Parts of the interview were broadcast on Israel's Channel 2 TV over the weekend. In it, Hiss said, "We started to harvest corneas ... Whatever was done was highly informal. No permission was asked from the family."

The Channel 2 report said that in the 1990s, forensic specialists at Abu Kabir harvested skin, corneas, heart valves and bones from the bodies of Israeli soldiers, Israeli citizens, Palestinians and foreign workers, often without permission from relatives.

In a response to the TV report, the Israeli military confirmed that the practice took place. "This activity ended a decade ago and does not happen any longer," the military said in a statement quoted by Channel 2.

In the interview, Hiss described how his doctors would mask the removal of corneas from bodies. "We'd glue the eyelid shut," he said. "We wouldn't take corneas from families we knew would open the eyelids."

Many of the details in the interview first came to light in 2004, when Hiss was dismissed as head of the forensic institute because of irregularities over use of organs there. Israel's attorney general dropped criminal charges against him, and Hiss still works as chief pathologist at the institute. He had no comment on the TV report.

Complaints against the institute, where autopsies of dead bodies are performed, at the time of Hiss' dismissal came from relatives of Israeli soldiers and civilians as well as Palestinians.

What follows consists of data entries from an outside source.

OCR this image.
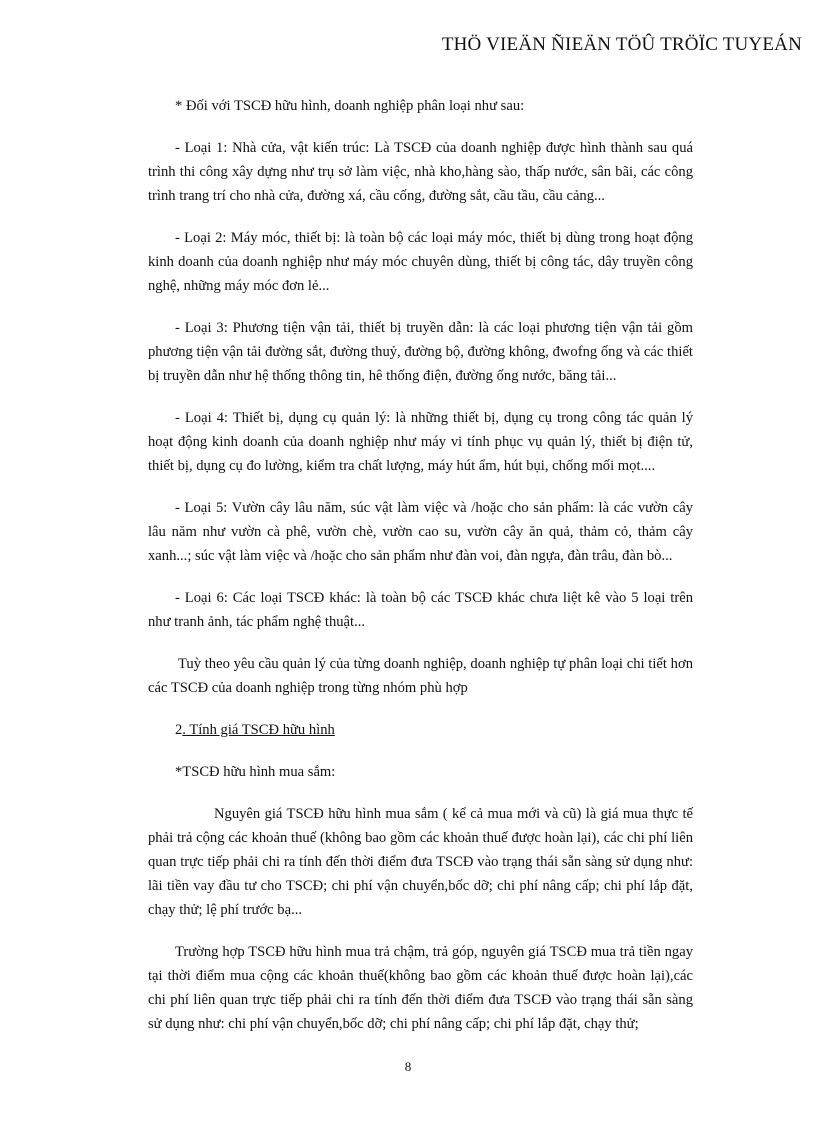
THÖ VIEÄN ÑIEÄN TÖÛ TRÖÏC TUYEÁN

* Đối với TSCĐ hữu hình, doanh nghiệp phân loại như sau:

- Loại 1: Nhà cửa, vật kiến trúc: Là TSCĐ của doanh nghiệp được hình thành sau quá trình thi công xây dựng như trụ sở làm việc, nhà kho,hàng sào, thấp nước, sân bãi, các công trình trang trí cho nhà cửa, đường xá, cầu cống, đường sắt, cầu tầu, cầu cảng...

- Loại 2: Máy móc, thiết bị: là toàn bộ các loại máy móc, thiết bị dùng trong hoạt động kinh doanh của doanh nghiệp như máy móc chuyên dùng, thiết bị công tác, dây truyền công nghệ, những máy móc đơn lẻ...

- Loại 3: Phương tiện vận tải, thiết bị truyền dẫn: là các loại phương tiện vận tải gồm phương tiện vận tải đường sắt, đường thuỷ, đường bộ, đường không, đwofng ống và các thiết bị truyền dẫn như hệ thống thông tin, hê thống điện, đường ống nước, băng tải...

- Loại 4: Thiết bị, dụng cụ quản lý: là những thiết bị, dụng cụ trong công tác quản lý hoạt động kinh doanh của doanh nghiệp như máy vi tính phục vụ quản lý, thiết bị điện tử, thiết bị, dụng cụ đo lường, kiểm tra chất lượng, máy hút ẩm, hút bụi, chống mối mọt....

- Loại 5: Vườn cây lâu năm, súc vật làm việc và /hoặc cho sản phẩm: là các vườn cây lâu năm như vườn cà phê, vườn chè, vườn cao su, vườn cây ăn quả, thảm cỏ, thảm cây xanh...; súc vật làm việc và /hoặc cho sản phẩm như đàn voi, đàn ngựa, đàn trâu, đàn bò...

- Loại 6: Các loại TSCĐ khác: là toàn bộ các TSCĐ khác chưa liệt kê vào 5 loại trên như tranh ảnh, tác phẩm nghệ thuật...

Tuỳ theo yêu cầu quản lý của từng doanh nghiệp, doanh nghiệp tự phân loại chi tiết hơn các TSCĐ của doanh nghiệp trong từng nhóm phù hợp

2. Tính giá TSCĐ hữu hình

*TSCĐ hữu hình mua sắm:

Nguyên giá TSCĐ hữu hình mua sắm ( kể cả mua mới và cũ) là giá mua thực tế phải trả cộng các khoản thuế (không bao gồm các khoản thuế được hoàn lại), các chi phí liên quan trực tiếp phải chi ra tính đến thời điểm đưa TSCĐ vào trạng thái sẵn sàng sử dụng như: lãi tiền vay đầu tư cho TSCĐ; chi phí vận chuyển,bốc dỡ; chi phí nâng cấp; chi phí lắp đặt, chạy thử; lệ phí trước bạ...

Trường hợp TSCĐ hữu hình mua trả chậm, trả góp, nguyên giá TSCĐ mua trả tiền ngay tại thời điểm mua cộng các khoản thuế(không bao gồm các khoản thuế được hoàn lại),các chi phí liên quan trực tiếp phải chi ra tính đến thời điểm đưa TSCĐ vào trạng thái sẵn sàng sử dụng như: chi phí vận chuyển,bốc dỡ; chi phí nâng cấp; chi phí lắp đặt, chạy thử;

8
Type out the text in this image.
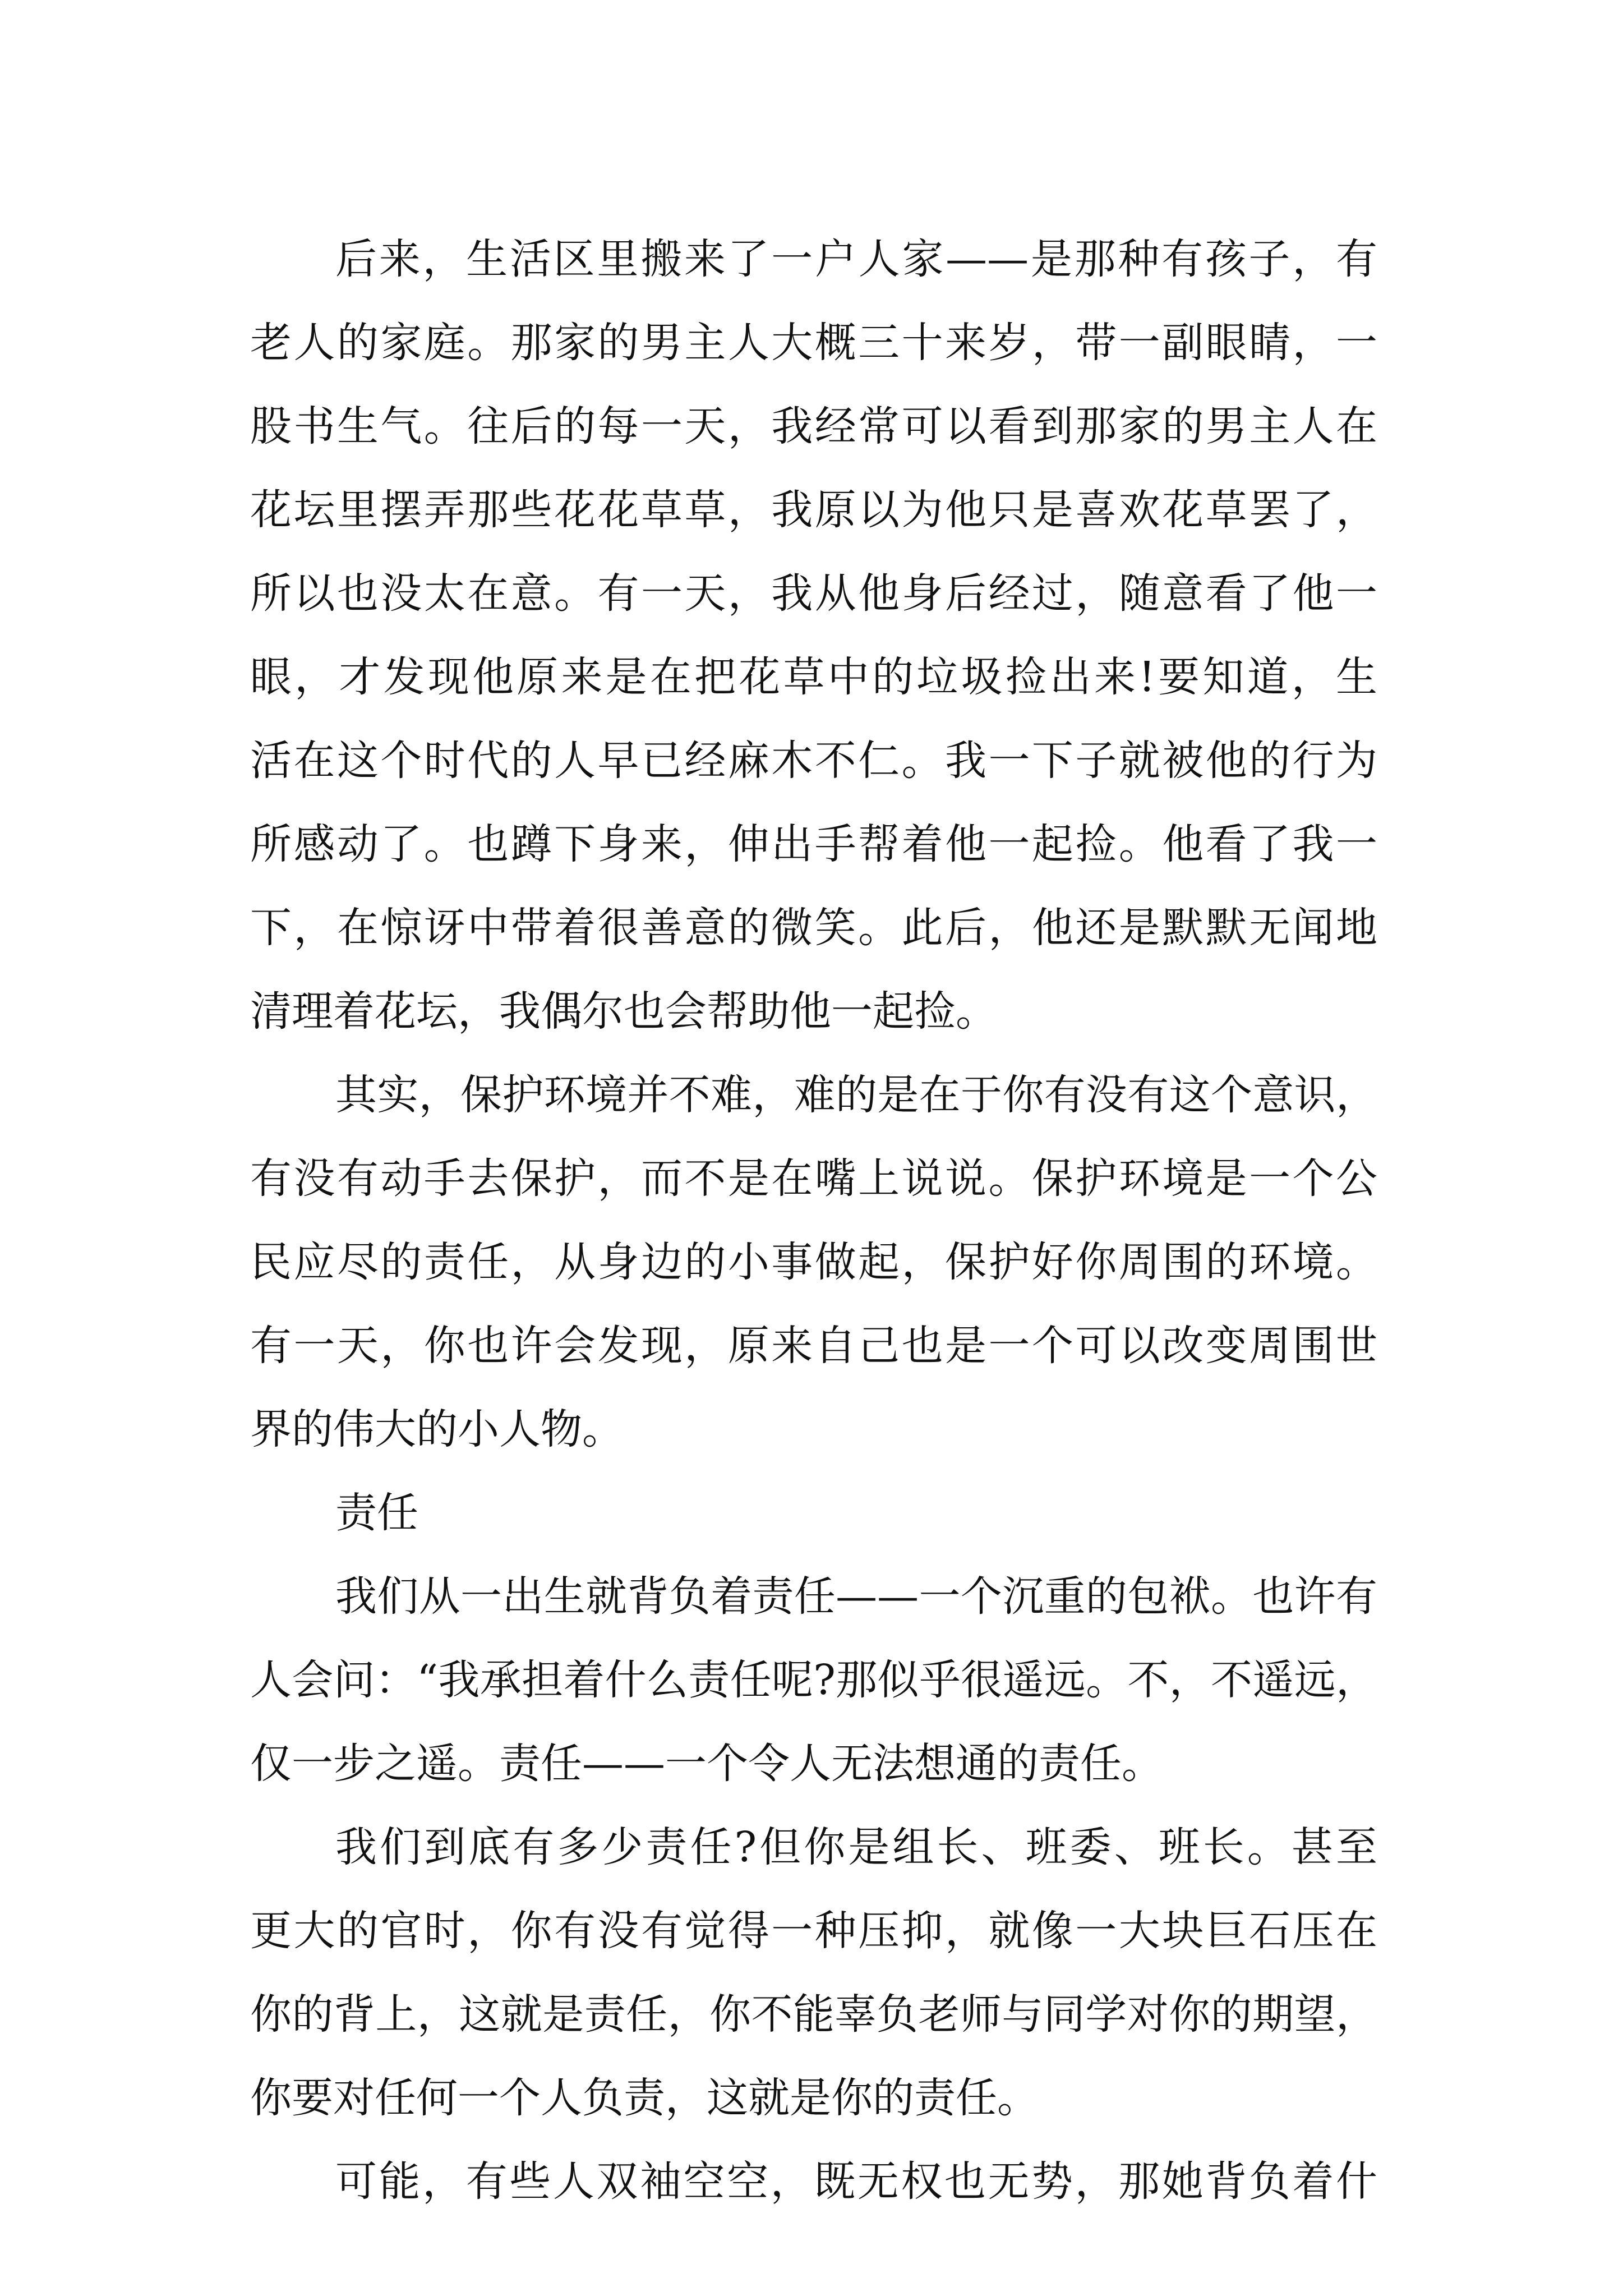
后来，生活区里搬来了一户人家——是那种有孩子，有
老人的家庭。那家的男主人大概三十来岁，带一副眼睛，一
股书生气。往后的每一天，我经常可以看到那家的男主人在
花坛里摆弄那些花花草草，我原以为他只是喜欢花草罢了，
所以也没太在意。有一天，我从他身后经过，随意看了他一
眼，才发现他原来是在把花草中的垃圾捡出来!要知道，生
活在这个时代的人早已经麻木不仁。我一下子就被他的行为
所感动了。也蹲下身来，伸出手帮着他一起捡。他看了我一
下，在惊讶中带着很善意的微笑。此后，他还是默默无闻地
清理着花坛，我偶尔也会帮助他一起捡。
其实，保护环境并不难，难的是在于你有没有这个意识，
有没有动手去保护，而不是在嘴上说说。保护环境是一个公
民应尽的责任，从身边的小事做起，保护好你周围的环境。
有一天，你也许会发现，原来自己也是一个可以改变周围世
界的伟大的小人物。
责任
我们从一出生就背负着责任——一个沉重的包袱。也许有
人会问：“我承担着什么责任呢?那似乎很遥远。不，不遥远，
仅一步之遥。责任——一个令人无法想通的责任。
我们到底有多少责任?但你是组长、班委、班长。甚至
更大的官时，你有没有觉得一种压抑，就像一大块巨石压在
你的背上，这就是责任，你不能辜负老师与同学对你的期望，
你要对任何一个人负责，这就是你的责任。
可能，有些人双袖空空，既无权也无势，那她背负着什
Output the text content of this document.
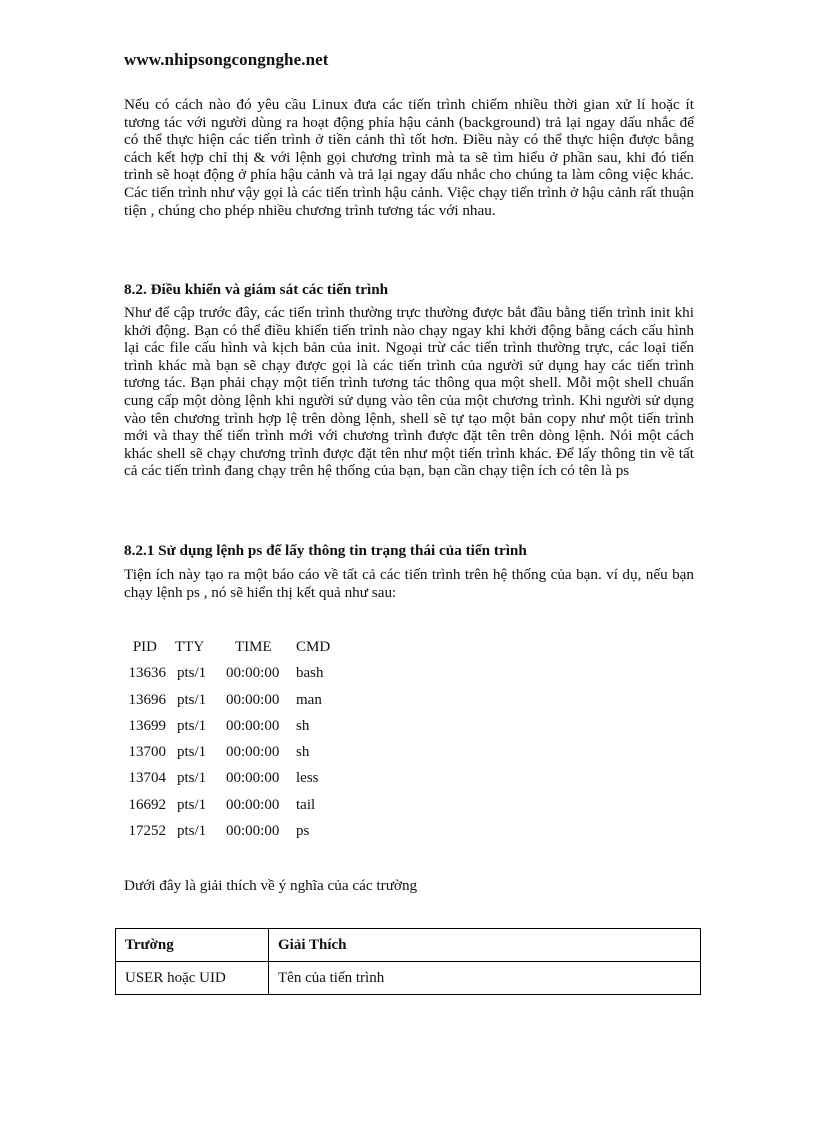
www.nhipsongcongnghe.net

Nếu có cách nào đó yêu cầu Linux đưa các tiến trình chiếm nhiều thời gian xử lí hoặc ít tương tác với người dùng ra hoạt động phía hậu cảnh (background) trả lại ngay dấu nhắc để có thể thực hiện các tiến trình ở tiền cảnh thì tốt hơn. Điều này có thể thực hiện được bằng cách kết hợp chỉ thị & với lệnh gọi chương trình mà ta sẽ tìm hiểu ở phần sau, khi đó tiến trình sẽ hoạt động ở phía hậu cảnh và trả lại ngay dấu nhắc cho chúng ta làm công việc khác. Các tiến trình như vậy gọi là các tiến trình hậu cảnh. Việc chạy tiến trình ở hậu cảnh rất thuận tiện , chúng cho phép nhiều chương trình tương tác với nhau.

8.2. Điều khiển và giám sát các tiến trình

Như để cập trước đây, các tiến trình thường trực thường được bắt đầu bằng tiến trình init khi khởi động. Bạn có thể điều khiển tiến trình nào chạy ngay khi khởi động bằng cách cấu hình lại các file cấu hình và kịch bản của init. Ngoại trừ các tiến trình thường trực, các loại tiến trình khác mà bạn sẽ chạy được gọi là các tiến trình của người sử dụng hay các tiến trình tương tác. Bạn phải chạy một tiến trình tương tác thông qua một shell. Mỗi một shell chuẩn cung cấp một dòng lệnh khi người sử dụng vào tên của một chương trình. Khi người sử dụng vào tên chương trình hợp lệ trên dòng lệnh, shell sẽ tự tạo một bản copy như một tiến trình mới và thay thế tiến trình mới với chương trình được đặt tên trên dòng lệnh. Nói một cách khác shell sẽ chạy chương trình được đặt tên như một tiến trình khác. Để lấy thông tin về tất cả các tiến trình đang chạy trên hệ thống của bạn, bạn cần chạy tiện ích có tên là ps

8.2.1 Sử dụng lệnh ps để lấy thông tin trạng thái của tiến trình

Tiện ích này tạo ra một báo cáo về tất cả các tiến trình trên hệ thống của bạn. ví dụ, nếu bạn chạy lệnh ps , nó sẽ hiển thị kết quả như sau:

PID TTY TIME CMD
13636 pts/1 00:00:00 bash
13696 pts/1 00:00:00 man
13699 pts/1 00:00:00 sh
13700 pts/1 00:00:00 sh
13704 pts/1 00:00:00 less
16692 pts/1 00:00:00 tail
17252 pts/1 00:00:00 ps

Dưới đây là giải thích về ý nghĩa của các trường

Trường	Giải Thích
USER hoặc UID	Tên của tiến trình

The bodies belonged to people who died from various causes, including diseases, accidents and Israeli-Palestinian violence, but there has been no evidence to back up the claim in the Swedish newspaper Aftonbladet that Israeli soldiers killed Palestinians for their organs. Angry Israeli officials called the report "anti-Semitic."

The academic, Nancy Sheppard-Hughes, a professor of anthropology at the University of California-Berkeley, said she decided to make the interview public in the wake of the Aftonbladet controversy, which raised diplomatic tensions between Israel and Sweden and prompted Sweden's foreign minister to call off a visit to the Jewish state.

Sheppard-Hughes said that while Palestinians were "by a long shot" not the only ones affected by the practice in the 1990s, she felt the interview must be made public now because "the symbolism, you know, of taking skin of the population considered to be the enemy, (is) something, just in terms of its symbolic weight, that has to be reconsidered."

While insisting that all organ harvesting was done with permission, Israel's Health Ministry told Channel 2, "The guidelines at that time were not clear." It added, "For the last 10 years, Abu Kabir has been working according to ethics and Jewish law."